In Stage 1, the system performs parallel lexical (BM25) and semantic (dense ANN) whole-document searches, then combines results via Reciprocal Rank Fusion (RRF) to create a high-recall candidate pool. Stage 2 refines this pool with fine-grained, like-for-like comparisons—matching query reasoning against candidate reasoning, for instance. To handle the scale mismatch between unbounded lexical scores and cosine similarities, the authors apply query-wise Z-score normalization before aggregating signals with learned section weights.
For top results, the system returns the relevant section text, a concise grounded rationale, and party-stance labels. Evaluated on a jurisdiction-scale benchmark, the approach consistently outperforms strong lexical (BM25) and neural (dense ANN) baselines while maintaining high candidate coverage.

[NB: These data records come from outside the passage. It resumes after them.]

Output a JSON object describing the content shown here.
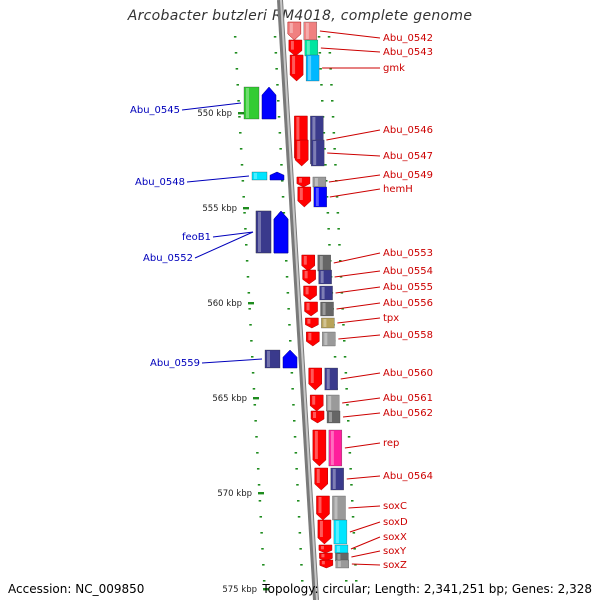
{
  "title": "Arcobacter butzleri RM4018, complete genome",
  "accession": "Accession: NC_009850",
  "topology": "Topology: circular; Length: 2,341,251 bp; Genes: 2,328",
  "colors": {
    "backbone": "#999999",
    "tick": "#1e8c1e",
    "label_right": "#cc0000",
    "label_left": "#0000bb",
    "cog_red": "#ff0000",
    "cog_blue": "#0000ff",
    "cog_navy": "#3a3a8c",
    "cog_green": "#33cc33",
    "cog_cyan": "#00e5ff",
    "cog_grey": "#9a9a9a",
    "cog_dark_grey": "#666666",
    "cog_magenta": "#ff1f9c",
    "cog_khaki": "#b8a35a",
    "cog_pink": "#f08080"
  },
  "kbp_labels": [
    "550 kbp",
    "555 kbp",
    "560 kbp",
    "565 kbp",
    "570 kbp",
    "575 kbp"
  ],
  "genes_right": [
    {
      "name": "Abu_0542",
      "red": "#f08080",
      "cog": "#f08080"
    },
    {
      "name": "Abu_0543",
      "red": "#ff0000",
      "cog": "#00e5a0"
    },
    {
      "name": "gmk",
      "red": "#ff0000",
      "cog": "#00b8ff"
    },
    {
      "name": "Abu_0546",
      "red": "#ff0000",
      "cog": "#3a3a8c"
    },
    {
      "name": "Abu_0547",
      "red": "#ff0000",
      "cog": "#3a3a8c"
    },
    {
      "name": "Abu_0549",
      "red": "#ff0000",
      "cog": "#9a9a9a"
    },
    {
      "name": "hemH",
      "red": "#ff0000",
      "cog": "#0000ff"
    },
    {
      "name": "Abu_0553",
      "red": "#ff0000",
      "cog": "#666666"
    },
    {
      "name": "Abu_0554",
      "red": "#ff0000",
      "cog": "#3a3a8c"
    },
    {
      "name": "Abu_0555",
      "red": "#ff0000",
      "cog": "#3a3a8c"
    },
    {
      "name": "Abu_0556",
      "red": "#ff0000",
      "cog": "#666666"
    },
    {
      "name": "tpx",
      "red": "#ff0000",
      "cog": "#b8a35a"
    },
    {
      "name": "Abu_0558",
      "red": "#ff0000",
      "cog": "#9a9a9a"
    },
    {
      "name": "Abu_0560",
      "red": "#ff0000",
      "cog": "#3a3a8c"
    },
    {
      "name": "Abu_0561",
      "red": "#ff0000",
      "cog": "#9a9a9a"
    },
    {
      "name": "Abu_0562",
      "red": "#ff0000",
      "cog": "#666666"
    },
    {
      "name": "rep",
      "red": "#ff0000",
      "cog": "#ff1f9c"
    },
    {
      "name": "Abu_0564",
      "red": "#ff0000",
      "cog": "#3a3a8c"
    },
    {
      "name": "soxC",
      "red": "#ff0000",
      "cog": "#9a9a9a"
    },
    {
      "name": "soxD",
      "red": "#ff0000",
      "cog": "#00e5ff"
    },
    {
      "name": "soxX",
      "red": "#ff0000",
      "cog": "#00e5ff"
    },
    {
      "name": "soxY",
      "red": "#ff0000",
      "cog": "#666666"
    },
    {
      "name": "soxZ",
      "red": "#ff0000",
      "cog": "#9a9a9a"
    }
  ],
  "genes_left": [
    {
      "name": "Abu_0545",
      "cog": "#33cc33"
    },
    {
      "name": "Abu_0548",
      "cog": "#00e5ff"
    },
    {
      "name": "feoB1",
      "cog": "#3a3a8c"
    },
    {
      "name": "Abu_0552",
      "cog": "#3a3a8c"
    },
    {
      "name": "Abu_0559",
      "cog": "#3a3a8c"
    }
  ]
}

The paper is 10 pages with 4 figures and has been accepted to the International Conference on Natural Language Processing (ICNLP 2026).
- Uses a deterministic LLM to segment legal judgments into facts, issues, decision, and reasoning for more precise retrieval.
- Combines BM25 and dense ANN search via Reciprocal Rank Fusion in Stage 1, then refines with like-for-like section comparisons.
- Applies query-wise Z-score normalization before aggregating section-weighted similarity signals, improving accuracy over baselines.
Why It Matters
Smarter legal precedent search reduces research time and improves case outcome predictions for professionals.